I wrote this post last December and never shared it. As we approach the holiday season this year (where did the year go!?), the topic is on my heart again. For those of you who feel lonely this year, I want to remind you that you are not alone, we are in this world together.
Almost exactly three years ago, on December 15, I got dumped by a boy I really liked. Not gently broken up with. It wasn't a mutual decision. I did not see it coming. I'd already bought his Christmas gift! There's really no way to make it sound like I was cool, collected or in control.
In retrospect, that 8-month relationship was a blip on my radar and a tiny dot on a piece of paper. In the grand scheme of life, it meant very little. But, at the time, it felt monumental. I felt hurt, lonely and appalled that he'd break up with me 10 days before Christmas and two weeks before New Year's Eve. Also, I was wearing a tacky sweater and both of my roommates were out of town when he did it. It hurt, y'all.
I'd anticipated a year-end romance full of holiday parties, tacky sweaters, gloved-hand holding and a New Year's Eve kiss. When the whole world is giving and rejoicing and celebrating, the loneliness of singleness is even more magnified.
I wanted to take a moment at the start of this holiday season to tell you that it's OK to feel lonely. You're not a Scrooge. At the height of our sugar highs and blissed-out gift giving, know that you are not alone. You might feel lonely and that's OK. But you aren't alone. And it's not wrong to yearn for someone to share this season with.
It can be tempting to wallow in our loneliness when we're struggling; to turn on Adele, grab a bottle of wine and cry ourselves to sleep with Christmas cookies. But, I think it's important to stretch ourselves beyond our natural inclinations so we can understand what a lonely season means. So we can learn and grow from it. My loneliest days shaped my heart, made me more tender and helped me understand who I am when I'm by myself - when I'm not standing on someone else's shoulders.
So instead of calling on your friend Adele, when I feel lonely, here are a few things that help me cope:
1. Acknowledge it. Allow yourself to feel lonely. Instead of texting a random guy or filling your time with something mindless, reflect on why you feel this way and what would be a long term fix. You might not be able to make that change, but it will help you isolate what you feel is missing.
2. Understand it. So often I've found that we say we are lonely, but, in actuality, we're yearning to feel known. The feeling of someone knowing what you're thinking before you say it, or knowing the perfect gift to give you is such a good feeling. And it's not wrong to yearn for that. But it's important to isolate whether we're yearning for physical company vs. emotional understanding.

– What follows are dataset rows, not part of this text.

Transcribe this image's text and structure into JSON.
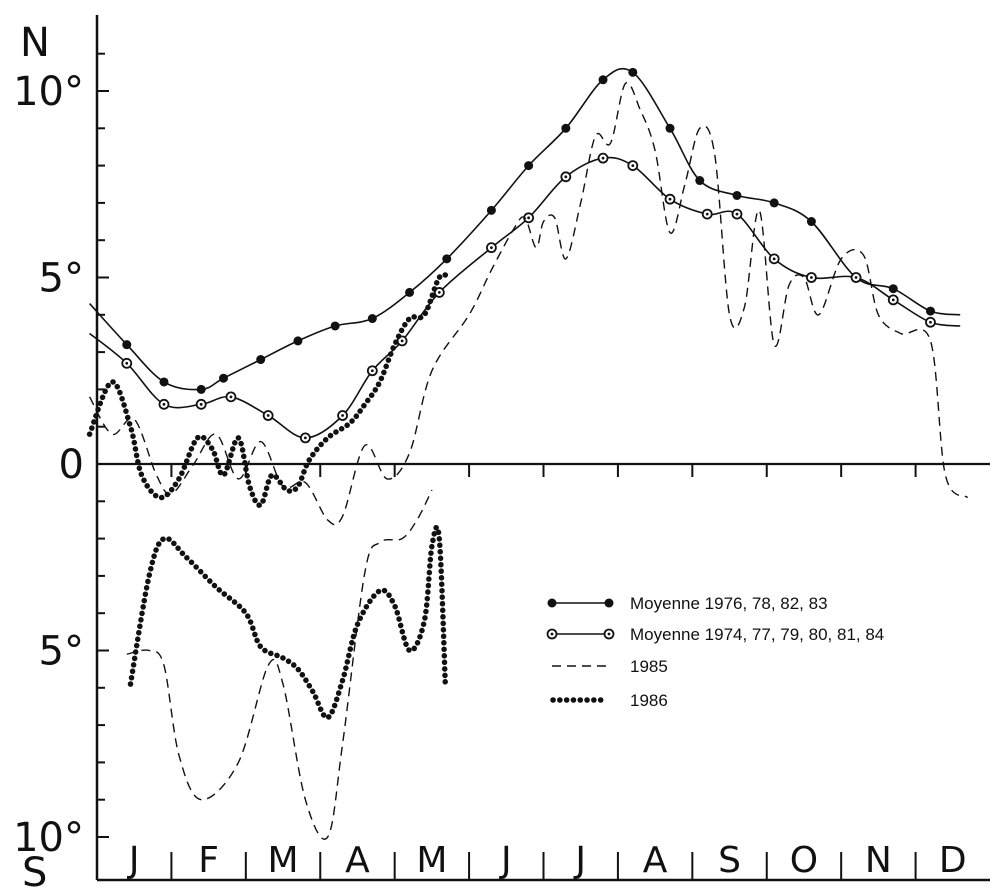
{
  "chart_data": {
    "type": "line",
    "title": "",
    "xlabel": "",
    "ylabel": "",
    "y_top_label": "N",
    "y_bottom_label": "S",
    "x_unit": "month (J..D)",
    "xlim": [
      0,
      12
    ],
    "ylim": [
      -10.5,
      12
    ],
    "y_ticks": [
      {
        "value": 10,
        "label": "10°"
      },
      {
        "value": 5,
        "label": "5°"
      },
      {
        "value": 0,
        "label": "0"
      },
      {
        "value": -5,
        "label": "5°"
      },
      {
        "value": -10,
        "label": "10°"
      }
    ],
    "months": [
      "J",
      "F",
      "M",
      "A",
      "M",
      "J",
      "J",
      "A",
      "S",
      "O",
      "N",
      "D"
    ],
    "grid": false,
    "legend_position": "lower-right",
    "series": [
      {
        "name": "Moyenne 1976, 78, 82, 83",
        "style": "solid-filled-dots",
        "color": "#111111",
        "points": [
          [
            -0.1,
            4.3
          ],
          [
            0.4,
            3.2
          ],
          [
            0.9,
            2.2
          ],
          [
            1.4,
            2.0
          ],
          [
            1.7,
            2.3
          ],
          [
            2.2,
            2.8
          ],
          [
            2.7,
            3.3
          ],
          [
            3.2,
            3.7
          ],
          [
            3.7,
            3.9
          ],
          [
            4.2,
            4.6
          ],
          [
            4.7,
            5.5
          ],
          [
            5.3,
            6.8
          ],
          [
            5.8,
            8.0
          ],
          [
            6.3,
            9.0
          ],
          [
            6.8,
            10.3
          ],
          [
            7.2,
            10.5
          ],
          [
            7.7,
            9.0
          ],
          [
            8.1,
            7.6
          ],
          [
            8.6,
            7.2
          ],
          [
            9.1,
            7.0
          ],
          [
            9.6,
            6.5
          ],
          [
            10.2,
            5.0
          ],
          [
            10.7,
            4.7
          ],
          [
            11.2,
            4.1
          ],
          [
            11.6,
            4.0
          ]
        ]
      },
      {
        "name": "Moyenne 1974, 77, 79, 80, 81, 84",
        "style": "solid-open-circles",
        "color": "#111111",
        "points": [
          [
            -0.1,
            3.5
          ],
          [
            0.4,
            2.7
          ],
          [
            0.9,
            1.6
          ],
          [
            1.4,
            1.6
          ],
          [
            1.8,
            1.8
          ],
          [
            2.3,
            1.3
          ],
          [
            2.8,
            0.7
          ],
          [
            3.3,
            1.3
          ],
          [
            3.7,
            2.5
          ],
          [
            4.1,
            3.3
          ],
          [
            4.6,
            4.6
          ],
          [
            5.3,
            5.8
          ],
          [
            5.8,
            6.6
          ],
          [
            6.3,
            7.7
          ],
          [
            6.8,
            8.2
          ],
          [
            7.2,
            8.0
          ],
          [
            7.7,
            7.1
          ],
          [
            8.2,
            6.7
          ],
          [
            8.6,
            6.7
          ],
          [
            9.1,
            5.5
          ],
          [
            9.6,
            5.0
          ],
          [
            10.2,
            5.0
          ],
          [
            10.7,
            4.4
          ],
          [
            11.2,
            3.8
          ],
          [
            11.6,
            3.7
          ]
        ]
      },
      {
        "name": "1985",
        "style": "dashed",
        "color": "#111111",
        "segments": [
          [
            [
              -0.1,
              1.8
            ],
            [
              0.2,
              0.8
            ],
            [
              0.5,
              1.2
            ],
            [
              0.8,
              -0.3
            ],
            [
              1.0,
              -0.8
            ],
            [
              1.3,
              0.0
            ],
            [
              1.6,
              0.8
            ],
            [
              1.9,
              -0.4
            ],
            [
              2.2,
              0.6
            ],
            [
              2.5,
              -0.6
            ],
            [
              2.8,
              -0.5
            ],
            [
              3.1,
              -1.5
            ],
            [
              3.3,
              -1.4
            ],
            [
              3.6,
              0.5
            ],
            [
              3.9,
              -0.4
            ],
            [
              4.2,
              0.3
            ],
            [
              4.5,
              2.5
            ],
            [
              5.0,
              4.0
            ],
            [
              5.3,
              5.2
            ],
            [
              5.6,
              6.3
            ],
            [
              5.75,
              6.6
            ],
            [
              5.9,
              5.8
            ],
            [
              6.0,
              6.5
            ],
            [
              6.15,
              6.6
            ],
            [
              6.3,
              5.5
            ],
            [
              6.5,
              7.0
            ],
            [
              6.7,
              8.8
            ],
            [
              6.9,
              8.6
            ],
            [
              7.1,
              10.2
            ],
            [
              7.3,
              9.5
            ],
            [
              7.5,
              8.4
            ],
            [
              7.7,
              6.2
            ],
            [
              7.9,
              7.5
            ],
            [
              8.1,
              9.0
            ],
            [
              8.3,
              8.3
            ],
            [
              8.5,
              4.0
            ],
            [
              8.7,
              4.2
            ],
            [
              8.9,
              6.8
            ],
            [
              9.1,
              3.2
            ],
            [
              9.3,
              4.8
            ],
            [
              9.5,
              5.0
            ],
            [
              9.7,
              4.0
            ],
            [
              10.0,
              5.5
            ],
            [
              10.3,
              5.6
            ],
            [
              10.5,
              4.0
            ],
            [
              10.8,
              3.5
            ],
            [
              11.2,
              3.3
            ],
            [
              11.4,
              -0.3
            ],
            [
              11.7,
              -0.9
            ]
          ],
          [
            [
              0.4,
              -5.1
            ],
            [
              0.7,
              -5.0
            ],
            [
              0.9,
              -5.4
            ],
            [
              1.1,
              -7.8
            ],
            [
              1.4,
              -9.0
            ],
            [
              1.9,
              -8.0
            ],
            [
              2.3,
              -5.4
            ],
            [
              2.5,
              -5.9
            ],
            [
              2.8,
              -9.0
            ],
            [
              3.1,
              -10.0
            ],
            [
              3.3,
              -7.5
            ],
            [
              3.6,
              -2.9
            ],
            [
              3.8,
              -2.1
            ],
            [
              4.1,
              -2.0
            ],
            [
              4.3,
              -1.5
            ],
            [
              4.5,
              -0.7
            ]
          ]
        ]
      },
      {
        "name": "1986",
        "style": "dotted",
        "color": "#111111",
        "segments": [
          [
            [
              -0.1,
              0.8
            ],
            [
              0.2,
              2.2
            ],
            [
              0.45,
              1.0
            ],
            [
              0.6,
              -0.3
            ],
            [
              0.85,
              -0.9
            ],
            [
              1.1,
              -0.4
            ],
            [
              1.35,
              0.7
            ],
            [
              1.55,
              0.4
            ],
            [
              1.7,
              -0.3
            ],
            [
              1.9,
              0.7
            ],
            [
              2.05,
              -0.6
            ],
            [
              2.2,
              -1.1
            ],
            [
              2.35,
              -0.3
            ],
            [
              2.55,
              -0.7
            ],
            [
              2.7,
              -0.6
            ],
            [
              2.85,
              0.1
            ],
            [
              3.1,
              0.7
            ],
            [
              3.4,
              1.1
            ],
            [
              3.6,
              1.6
            ],
            [
              3.8,
              2.2
            ],
            [
              4.0,
              3.2
            ],
            [
              4.2,
              3.9
            ],
            [
              4.4,
              4.0
            ],
            [
              4.6,
              5.0
            ],
            [
              4.75,
              5.0
            ]
          ],
          [
            [
              0.45,
              -5.9
            ],
            [
              0.7,
              -3.0
            ],
            [
              0.9,
              -2.0
            ],
            [
              1.2,
              -2.5
            ],
            [
              1.6,
              -3.3
            ],
            [
              2.0,
              -4.0
            ],
            [
              2.2,
              -4.9
            ],
            [
              2.5,
              -5.2
            ],
            [
              2.7,
              -5.5
            ],
            [
              2.9,
              -6.1
            ],
            [
              3.1,
              -6.8
            ],
            [
              3.3,
              -5.8
            ],
            [
              3.5,
              -4.3
            ],
            [
              3.8,
              -3.4
            ],
            [
              4.0,
              -3.8
            ],
            [
              4.2,
              -5.0
            ],
            [
              4.4,
              -4.2
            ],
            [
              4.5,
              -2.2
            ],
            [
              4.6,
              -2.0
            ],
            [
              4.68,
              -5.9
            ]
          ]
        ]
      }
    ]
  }
}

3. Practice gratitude. I sometimes struggle with anxiety and the best thing to help me overcome it is to reflect on what I'm grateful for. I've found the same habit can help when I feel lonely. Who are you grateful for? And what? What brings you joy? Look around: what is so beautiful it could take your breath away if you stop to notice it?
4. Reach out to people that know you well. It can be really easy to want to wallow in our loneliness. This is normal. But push yourself to call a friend and tell her the truth - that you'd love to be around people, that you'd love to get a latte and exchange Christmas gifts. Be vulnerable with the people that love you; allow them to meet you in your loneliness.
5. Be friendly in the grocery store. If I feel alone or grumpy or just blah, when I'm extra friendly and conversational with strangers, I find it can completely shift my mood. It's simple but it works.
I know none of these things can solve for the loneliness we can feel during the holiday season. But, I've found they help me when I'm struggling, and I hope they will do the same for you.